I need to know exactly how to handle this. I am going to call the plaintiff's attorney and ask to resolve the situation. Do I do this before I answer the summons? I need to print out all the forms I will need, but I am so confused as to what exactly I need. I am going to ask for a fee waiver and I know that when I file an Answer I need to also fill out a "proof of service" but what other forms do I need to take care of this?
I have on Avvo a legal guide on how to negotiate a debt collection lawsuit. You should review the points and tips before you call to settle.
Also, I assume that this lawsuit was filed before the statute of limitations period expired, otherwise you don't owe a penny on this debt and they should not have sued you, because that violates your rights and you could counter sue. If this lawsuit is untimely, then you should contact an experienced debt collection defense attorney to represent you and protect your rights and defenses.
Is your goal to fight this because you can win, or because it will increase your settlement leverage? If, for example, you've got a meritorious defense based on the expiration of the statute of limitations, fight. If not, all you do is increase the legal fees you're obligated to pay your creditor, and allow them more time to charge you the 22% interest or whatever they you agreed to pay, as opposed to the 10% they're entitled to post-judgment.
Please see this similar Q&A and the Qs & As cited within:
Ask the lawyer for an extension of time in which to respond so you can negotiate a settlement, and make the lawyer confirm it to you in writing so they can't take your default. Threaten to file bankruptcy if they don't agree to something you can actually afford, and don't agree to anything you don't fully understand and can live with.
Disclaimer: Please note that this answer does not constitute legal advice, and should not be relied on, since each state has different laws, each situation is fact specific, and it is impossible to evaluate a legal problem without a comprehensive consultation and review of all the facts and documents at issue. This answer does not create an attorney-client relationship.

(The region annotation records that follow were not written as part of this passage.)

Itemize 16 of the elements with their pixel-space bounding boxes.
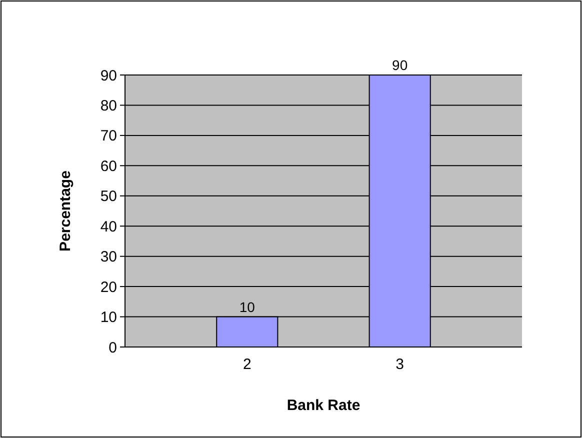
y-tick-label: 0 — [108, 339, 117, 356]
y-tick-label: 70 — [100, 128, 117, 145]
y-axis-title: Percentage — [57, 170, 74, 252]
y-tick-label: 90 — [100, 67, 117, 84]
y-tick-label: 30 — [100, 248, 117, 266]
y-tick-label: 50 — [100, 188, 117, 206]
y-tick-label: 10 — [100, 309, 117, 326]
data-label: 90 — [392, 57, 408, 73]
x-axis-title: Bank Rate — [286, 397, 360, 414]
y-tick-label: 60 — [100, 158, 117, 175]
x-tick-label: 3 — [396, 356, 404, 373]
data-label: 10 — [239, 298, 256, 315]
y-tick-label: 40 — [100, 218, 117, 236]
y-tick-label: 20 — [100, 278, 117, 296]
y-tick-label: 80 — [100, 97, 117, 114]
x-tick-label: 2 — [242, 356, 252, 373]
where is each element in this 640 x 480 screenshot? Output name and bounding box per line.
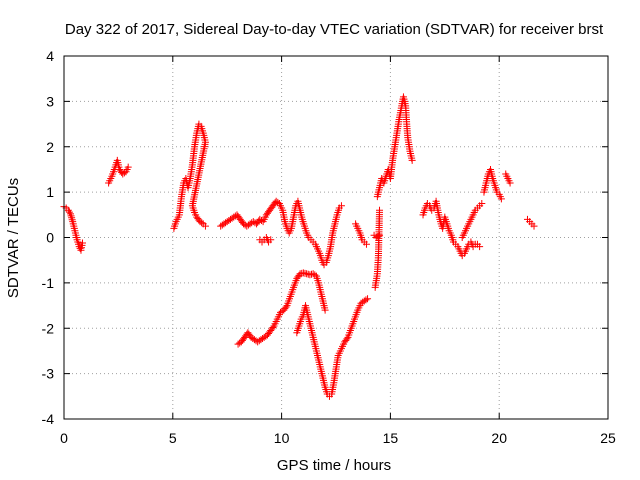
- data-point: [476, 243, 484, 251]
- chart-title: Day 322 of 2017, Sidereal Day-to-day VTE…: [65, 21, 604, 38]
- data-point: [376, 231, 384, 239]
- data-point: [78, 239, 86, 247]
- data-point: [497, 195, 505, 203]
- data-point: [201, 222, 209, 230]
- x-tick-label: 25: [600, 430, 616, 446]
- data-point: [64, 206, 72, 214]
- x-tick-label: 15: [383, 430, 399, 446]
- data-series: [60, 93, 538, 400]
- x-tick-label: 0: [60, 430, 68, 446]
- data-point: [343, 335, 351, 343]
- x-tick-label: 5: [169, 430, 177, 446]
- y-tick-label: -1: [42, 275, 55, 291]
- data-point: [124, 163, 132, 171]
- data-point: [68, 216, 76, 224]
- grid: [64, 56, 608, 419]
- data-point: [364, 295, 372, 303]
- data-point: [362, 296, 370, 304]
- data-point: [198, 219, 206, 227]
- data-point: [506, 179, 514, 187]
- x-tick-label: 10: [274, 430, 290, 446]
- data-point: [65, 208, 73, 216]
- y-tick-label: 4: [46, 48, 54, 64]
- data-point: [374, 232, 382, 240]
- data-point: [282, 303, 290, 311]
- y-tick-label: 1: [46, 184, 54, 200]
- data-point: [269, 323, 277, 331]
- y-tick-label: 0: [46, 230, 54, 246]
- data-point: [321, 306, 329, 314]
- y-tick-label: 2: [46, 139, 54, 155]
- data-point: [408, 156, 416, 164]
- data-point: [362, 240, 370, 248]
- x-axis-label: GPS time / hours: [277, 457, 391, 474]
- y-tick-label: -3: [42, 366, 55, 382]
- data-point: [267, 236, 275, 244]
- y-tick-label: 3: [46, 93, 54, 109]
- data-point: [530, 222, 538, 230]
- data-point: [478, 199, 486, 207]
- data-point: [337, 202, 345, 210]
- axes: 0 5 10 15 20 25 -4 -3 -2 -1 0 1 2 3 4: [42, 48, 616, 446]
- y-tick-label: -4: [42, 411, 55, 427]
- data-point: [376, 206, 384, 214]
- y-axis-label: SDTVAR / TECUs: [5, 178, 22, 298]
- y-tick-label: -2: [42, 320, 55, 336]
- x-tick-label: 20: [491, 430, 507, 446]
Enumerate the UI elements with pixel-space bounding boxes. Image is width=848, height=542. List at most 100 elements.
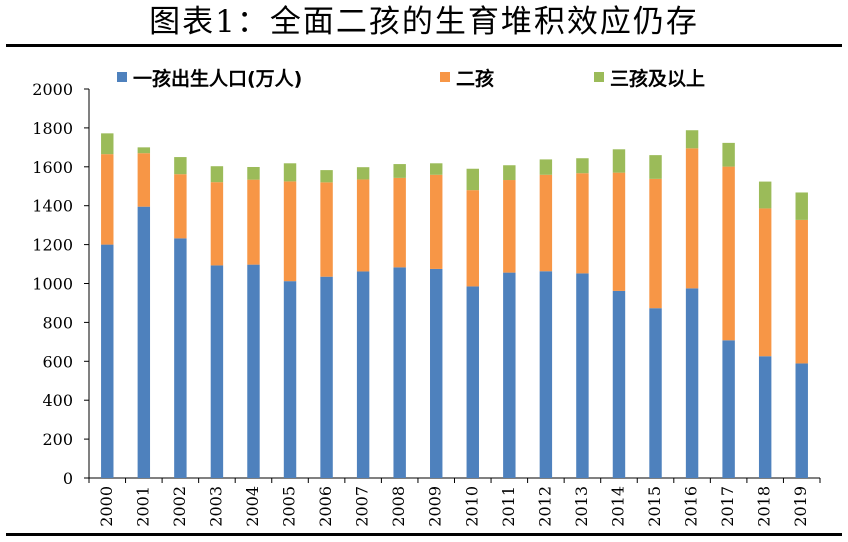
bar-third-plus-child bbox=[503, 165, 516, 181]
bar-third-plus-child bbox=[722, 142, 735, 167]
bar-second-child bbox=[758, 208, 772, 357]
y-tick-label: 1400 bbox=[32, 197, 73, 216]
bar-third-plus-child bbox=[101, 133, 114, 155]
x-tick-label: 2008 bbox=[389, 486, 408, 527]
x-tick-labels: 2000 2001 2002 2003 2004 2005 2006 2007 2008 2009… bbox=[97, 486, 810, 527]
bar-first-child bbox=[722, 340, 735, 478]
x-tick-label: 2013 bbox=[572, 486, 591, 527]
x-tick-label: 2004 bbox=[243, 486, 262, 527]
bar-second-child bbox=[393, 177, 406, 268]
bar-third-plus-child bbox=[356, 167, 370, 180]
bar-second-child bbox=[320, 182, 333, 277]
title-underline bbox=[6, 44, 842, 47]
bar-second-child bbox=[722, 166, 735, 341]
x-tick-label: 2002 bbox=[170, 486, 189, 527]
bar-second-child bbox=[283, 181, 297, 282]
bar-second-child bbox=[174, 174, 187, 239]
legend-label: 一孩出生人口(万人) bbox=[133, 67, 303, 90]
bar-first-child bbox=[137, 206, 151, 479]
x-tick-label: 2010 bbox=[462, 486, 481, 527]
bar-first-child bbox=[356, 271, 370, 478]
x-tick-label: 2007 bbox=[353, 486, 372, 527]
chart-title: 图表1：全面二孩的生育堆积效应仍存 bbox=[149, 4, 699, 40]
x-tick-label: 2012 bbox=[535, 486, 554, 527]
bar-second-child bbox=[101, 154, 114, 245]
legend-swatch bbox=[117, 72, 127, 82]
bar-third-plus-child bbox=[685, 130, 699, 149]
y-tick-label: 1200 bbox=[32, 236, 73, 255]
x-tick-label: 2000 bbox=[97, 486, 116, 527]
bar-first-child bbox=[320, 276, 333, 478]
legend-item: 三孩及以上 bbox=[594, 66, 706, 90]
legend-swatch bbox=[440, 72, 450, 82]
bar-third-plus-child bbox=[576, 158, 589, 174]
bar-first-child bbox=[576, 273, 589, 478]
bar-second-child bbox=[466, 190, 479, 287]
bar-first-child bbox=[247, 264, 260, 478]
bar-second-child bbox=[685, 148, 699, 289]
axes bbox=[84, 88, 821, 483]
y-tick-labels: 0 200 400 600 800 1000 1200 1400 1600 1800 2000 bbox=[32, 80, 73, 488]
legend-swatch bbox=[594, 72, 604, 82]
bar-second-child bbox=[612, 172, 626, 291]
y-tick-label: 200 bbox=[42, 430, 73, 449]
y-tick-label: 400 bbox=[42, 391, 73, 410]
bar-first-child bbox=[758, 356, 772, 478]
bar-first-child bbox=[210, 265, 224, 478]
bar-third-plus-child bbox=[795, 192, 808, 220]
bar-second-child bbox=[795, 219, 808, 364]
y-tick-label: 800 bbox=[42, 313, 73, 332]
bar-first-child bbox=[795, 363, 808, 478]
x-tick-label: 2006 bbox=[316, 486, 335, 527]
bar-first-child bbox=[393, 267, 406, 478]
bar-third-plus-child bbox=[247, 166, 260, 180]
bar-second-child bbox=[576, 173, 589, 274]
bar-second-child bbox=[503, 180, 516, 273]
bar-first-child bbox=[430, 268, 443, 478]
bar-second-child bbox=[539, 174, 553, 272]
bar-third-plus-child bbox=[283, 163, 297, 182]
bar-first-child bbox=[539, 271, 553, 478]
y-tick-label: 1800 bbox=[32, 119, 73, 138]
bar-third-plus-child bbox=[466, 168, 479, 191]
legend-item: 一孩出生人口(万人) bbox=[117, 66, 303, 90]
y-tick-label: 600 bbox=[42, 352, 73, 371]
x-tick-label: 2018 bbox=[755, 486, 774, 527]
bar-third-plus-child bbox=[649, 155, 662, 179]
x-tick-label: 2014 bbox=[608, 486, 627, 527]
y-tick-label: 1000 bbox=[32, 275, 73, 294]
bar-third-plus-child bbox=[430, 163, 443, 175]
bar-third-plus-child bbox=[612, 149, 626, 173]
bar-first-child bbox=[101, 244, 114, 478]
bar-second-child bbox=[356, 179, 370, 272]
y-tick-label: 0 bbox=[63, 469, 73, 488]
bar-third-plus-child bbox=[320, 170, 333, 183]
bar-second-child bbox=[649, 178, 662, 309]
bar-first-child bbox=[685, 288, 699, 478]
y-tick-label: 2000 bbox=[32, 80, 73, 99]
y-tick-label: 1600 bbox=[32, 158, 73, 177]
bar-third-plus-child bbox=[393, 164, 406, 178]
bar-first-child bbox=[283, 281, 297, 478]
x-tick-label: 2016 bbox=[682, 486, 701, 527]
x-tick-label: 2001 bbox=[133, 486, 152, 527]
bar-third-plus-child bbox=[210, 166, 224, 183]
bar-first-child bbox=[174, 238, 187, 478]
bar-first-child bbox=[503, 272, 516, 478]
legend-label: 三孩及以上 bbox=[610, 67, 706, 90]
legend-item: 二孩 bbox=[440, 66, 495, 90]
legend-label: 二孩 bbox=[456, 67, 495, 90]
bar-third-plus-child bbox=[174, 157, 187, 175]
bar-second-child bbox=[247, 179, 260, 265]
x-tick-label: 2005 bbox=[280, 486, 299, 527]
bar-first-child bbox=[612, 290, 626, 478]
x-tick-label: 2003 bbox=[206, 486, 225, 527]
bar-second-child bbox=[210, 182, 224, 266]
bar-second-child bbox=[430, 174, 443, 269]
bars bbox=[101, 130, 808, 479]
bar-first-child bbox=[466, 286, 479, 478]
bar-third-plus-child bbox=[539, 159, 553, 175]
bottom-rule bbox=[6, 533, 842, 536]
x-tick-label: 2011 bbox=[499, 486, 518, 527]
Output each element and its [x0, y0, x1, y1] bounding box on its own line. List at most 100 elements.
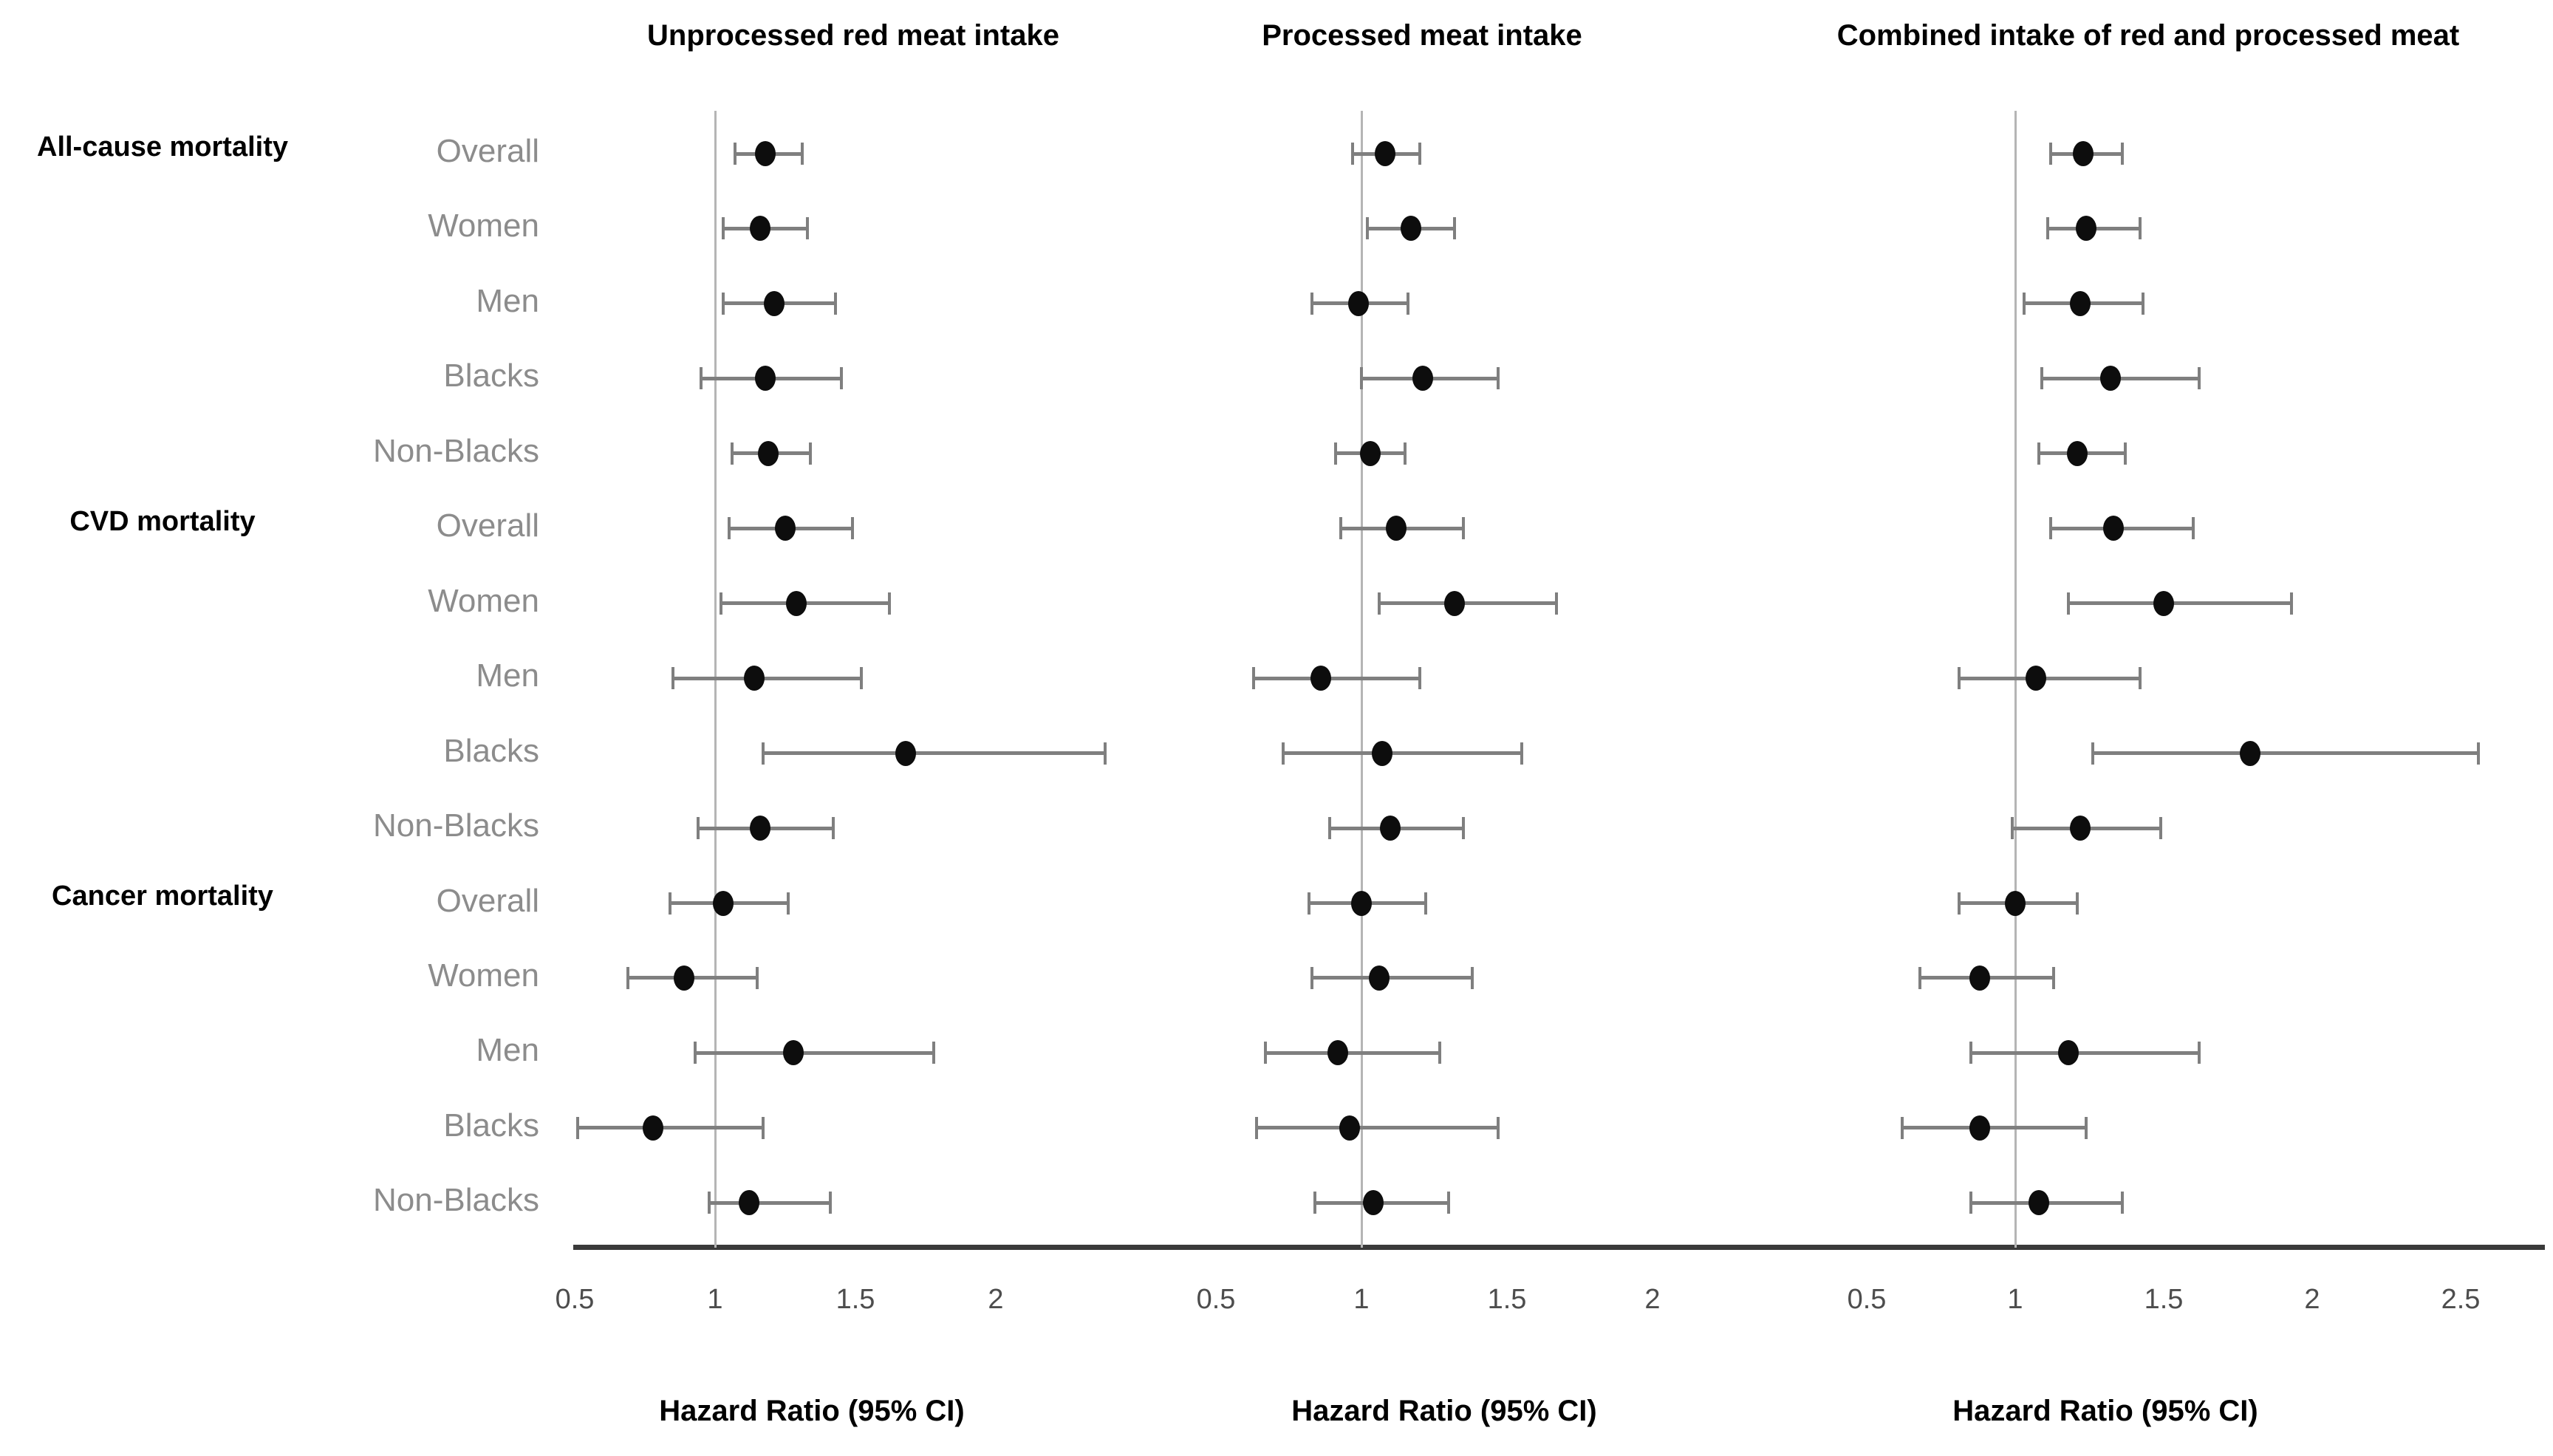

The first thing you need to do if and when you get sued is file an Answer. The summons will tell you that you must “appear” by way of an Answer in 10, 20 or 30 days, “depending on the method of service.”
PLEASE CHECK THE LAW IN YOUR STATE AS YOU MAY ACTUALLY HAVE TO APPEAR IN COURT, AS IN VIRGINIA, IN ORDER TO AVOID A DEFAULT!
You need a lawyer, but if you cannot afford one right away, rather then do nothing and have a judgment entered against you, is to “appear” by filing something!
Many people think this means they have to go to Court and this is incorrect. 90% of all lawsuits end in Default Judgments because the defendant (person getting sued) did not file an Answer.
I recommend you go to the free form I have on my website. Print it out and fill it out as instructed. You must answer the numbered paragraphs on the Complaint by writing them into the appropriate lines in the Answer. The Answer will allow you to preserve your rights and will prohibit a default judgment (i.e. you did not show up) from being entered against you.
Mimic the paperwork you got when you got sued. Answer all the paragraphs of the Complaint by writing the numbers in lines 1, 2 or 3.
Almost 100% of attorneys will deny what is owed because they did not do the calculations and do not know what the basis for the number is…
When you file the Answer that is your “not guilty”. You have the right to make the person suing you (Plaintiff) prove their case, but you must also answer the complaint truthfully.
Make sure you fill in the name and address of the attorney suing you before you bring this paperwork to the Court. Mail it to the attorney suing you right away!
Check out the guide I have drafted on the Avvo profile. This will provide more detailed instructions. If it is helpful remember to indicate that and get the guide read!
Disclaimer: This answer does not constitute legal advice. I am admitted in the States of New York, New Jersey and Massachusetts only and make no attempt to opine on matters of law that are not relevant to those three States. This advice is based on general principles of law that may or may not relate to your specific situation. Facts and laws change and these possible changes will affect the advice provided here. Consult an attorney in your locale before you act on any of this advice. You should not rely on this advice alone and nothing in these communications creates an attorney client relationship. The opinions expressed herein are those of the author only and the fact that he has worked as an Assistant District Attorney; State Supreme Court Clerk; Special Assistant United States Attorney (Hawaii); Assistant Cornell University Counsel or Judge Advocate, United States Marine Corps should not be relied upon to assume that these statements reflect the policy of these organizations.